Isaac Cruz dan Nestor Bravo Siap Hidupkan Rivalitas Meksiko-Puerto Riko
Isaac Cruz (kiri) dan Nestor Bravo. (Foto: Fight TV)
Rivalitas tinju antara Meksiko dan Puerto Riko kembali tersaji ketika Isaac Cruz menghadapi Nestor Bravo dalam perebutan gelar interim kelas welter junior WBC, Sabtu (19/9) malam waktu setempat.
Pertarungan 12 ronde di Pechanga Arena, San Diego, Amerika Serikat, tersebut menjadi laga utama dalam kartu Premier Boxing Champions yang disiarkan melalui DAZN.
Duel ini mempertemukan dua petinju yang dikenal memiliki gaya agresif dan berpotensi menghadirkan pertarungan sengit.
Cruz dan Bravo menyadari pertarungan mereka membawa sejarah panjang rivalitas Meksiko-Puerto Riko.
Sejumlah duel besar sebelumnya antara kedua negara antara lain kemenangan TKO Salvador Sanchez atas Wilfredo Gomez pada ronde kedelapan pada 1981, kemenangan KO Felix Trinidad atas Fernando Vargas pada ronde ke-11 pada 2000, serta rivalitas Miguel Cotto dan Antonio Margarito yang menghasilkan kemenangan KO bagi masing-masing petinju dalam dua pertemuan.
“Saya tahu kami bisa memenuhi tantangan dan melanjutkan sejarah panjang Meksiko-Puerto Riko,” kata Cruz kepada The Ring melalui penerjemah.
“Mendengar nama-nama seperti Julio Cesar Chavez, Antonio Margarito, Orlando Salido, Hector Camacho, Miguel Cotto, dan Juan Manuel Lopez, kami ingin mencapai standar tersebut. Saya tahu kami bisa melakukannya.”

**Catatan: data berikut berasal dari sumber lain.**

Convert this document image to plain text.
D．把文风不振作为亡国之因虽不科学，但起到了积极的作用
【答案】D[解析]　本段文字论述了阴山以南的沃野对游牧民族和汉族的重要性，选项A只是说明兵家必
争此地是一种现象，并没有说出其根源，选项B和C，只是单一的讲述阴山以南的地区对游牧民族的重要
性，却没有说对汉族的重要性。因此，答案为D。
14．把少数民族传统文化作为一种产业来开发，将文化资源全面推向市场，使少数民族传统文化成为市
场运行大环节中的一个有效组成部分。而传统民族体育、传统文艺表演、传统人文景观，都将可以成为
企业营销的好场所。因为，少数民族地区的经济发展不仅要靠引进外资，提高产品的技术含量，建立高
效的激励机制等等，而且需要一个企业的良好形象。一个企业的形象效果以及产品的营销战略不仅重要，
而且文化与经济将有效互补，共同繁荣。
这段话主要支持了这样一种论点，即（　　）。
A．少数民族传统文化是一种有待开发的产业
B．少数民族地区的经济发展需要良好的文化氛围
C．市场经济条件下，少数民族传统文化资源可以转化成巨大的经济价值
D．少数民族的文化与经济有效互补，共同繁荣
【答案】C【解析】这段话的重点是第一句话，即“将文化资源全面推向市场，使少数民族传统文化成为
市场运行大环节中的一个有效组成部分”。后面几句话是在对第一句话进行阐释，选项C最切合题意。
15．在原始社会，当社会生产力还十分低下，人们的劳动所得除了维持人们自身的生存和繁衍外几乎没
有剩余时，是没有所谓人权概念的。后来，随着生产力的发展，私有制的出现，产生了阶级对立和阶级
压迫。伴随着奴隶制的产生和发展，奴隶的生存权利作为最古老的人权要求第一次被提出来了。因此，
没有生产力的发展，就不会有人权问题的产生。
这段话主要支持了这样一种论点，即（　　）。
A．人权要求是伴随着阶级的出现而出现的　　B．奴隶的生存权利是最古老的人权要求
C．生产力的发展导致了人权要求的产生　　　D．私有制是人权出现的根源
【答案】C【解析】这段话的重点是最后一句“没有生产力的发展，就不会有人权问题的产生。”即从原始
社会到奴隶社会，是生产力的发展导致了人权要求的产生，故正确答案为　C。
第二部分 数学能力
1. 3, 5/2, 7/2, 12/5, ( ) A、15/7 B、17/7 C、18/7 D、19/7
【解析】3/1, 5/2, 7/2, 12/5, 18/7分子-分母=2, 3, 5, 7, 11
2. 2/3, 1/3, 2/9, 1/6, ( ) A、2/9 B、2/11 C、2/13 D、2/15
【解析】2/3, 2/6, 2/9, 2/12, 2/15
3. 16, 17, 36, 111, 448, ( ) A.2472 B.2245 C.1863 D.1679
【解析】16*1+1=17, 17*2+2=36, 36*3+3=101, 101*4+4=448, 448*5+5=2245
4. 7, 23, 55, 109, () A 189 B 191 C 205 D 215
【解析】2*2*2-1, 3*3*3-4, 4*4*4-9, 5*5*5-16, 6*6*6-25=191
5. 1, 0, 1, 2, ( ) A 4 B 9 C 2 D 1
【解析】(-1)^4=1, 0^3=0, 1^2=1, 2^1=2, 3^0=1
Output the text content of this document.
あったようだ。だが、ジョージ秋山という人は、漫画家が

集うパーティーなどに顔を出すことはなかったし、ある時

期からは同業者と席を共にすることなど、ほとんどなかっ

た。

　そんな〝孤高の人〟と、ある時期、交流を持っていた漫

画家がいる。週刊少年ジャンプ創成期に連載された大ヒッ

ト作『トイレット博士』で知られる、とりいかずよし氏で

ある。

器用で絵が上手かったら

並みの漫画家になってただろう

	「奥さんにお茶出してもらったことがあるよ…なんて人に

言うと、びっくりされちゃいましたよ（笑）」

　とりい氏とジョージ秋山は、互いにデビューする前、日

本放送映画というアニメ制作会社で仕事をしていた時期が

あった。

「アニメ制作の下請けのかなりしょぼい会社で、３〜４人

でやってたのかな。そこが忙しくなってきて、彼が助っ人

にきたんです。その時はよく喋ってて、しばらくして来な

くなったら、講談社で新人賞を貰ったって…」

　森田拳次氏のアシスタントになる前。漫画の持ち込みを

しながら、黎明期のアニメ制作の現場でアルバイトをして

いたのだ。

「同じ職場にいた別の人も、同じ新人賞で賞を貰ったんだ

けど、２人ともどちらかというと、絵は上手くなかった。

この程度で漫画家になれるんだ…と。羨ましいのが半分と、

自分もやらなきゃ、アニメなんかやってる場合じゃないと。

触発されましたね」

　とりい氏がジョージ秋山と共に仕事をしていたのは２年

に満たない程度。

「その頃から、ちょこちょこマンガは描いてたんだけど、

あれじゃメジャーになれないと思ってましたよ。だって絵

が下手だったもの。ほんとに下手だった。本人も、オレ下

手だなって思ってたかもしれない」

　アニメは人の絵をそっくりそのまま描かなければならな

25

Isaac Cruz, petinju asal Mexico City, memiliki rekor 28 kemenangan, tiga kekalahan, dan dua hasil imbang dengan 18 kemenangan KO.
Ia terakhir bertarung melawan Lamont Roach Jr pada 6 Desember di San Antonio dan harus puas dengan hasil imbang mayoritas.
Sebelumnya, Cruz merebut gelar interim kelas welter junior WBC setelah menang angka mutlak atas Omar Salcido Gamez dalam pertarungan 10 ronde pada Juli 2025.
Isaac Cruz semula dijadwalkan menjalani laga ulang melawan Angel Fierro setelah mengalahkannya melalui keputusan mutlak.
Namun, Fierro mundur sehari sebelum pertandingan karena harus dirawat di rumah sakit akibat komplikasi dalam proses penurunan berat badan.
Sementara itu, Bravo memiliki rekor 24-1 dengan 17 KO. Petinju asal Arecibo, Puerto Riko, tersebut bangkit dari satu-satunya kekalahannya melalui kemenangan KO ronde kedua atas Pedro Campa pada 10 Januari di New York.
Bravo menjatuhkan Campa dengan kombinasi uppercut kiri dan hook kiri setelah lawannya terus maju menekan.
“Semua orang mengingat pertarungan Meksiko dan Puerto Riko,” kata Bravo. “Saya diberkati mendapat kesempatan bertarung untuk gelar melawan seseorang yang sehebat dan setangguh ‘Pitbull’.”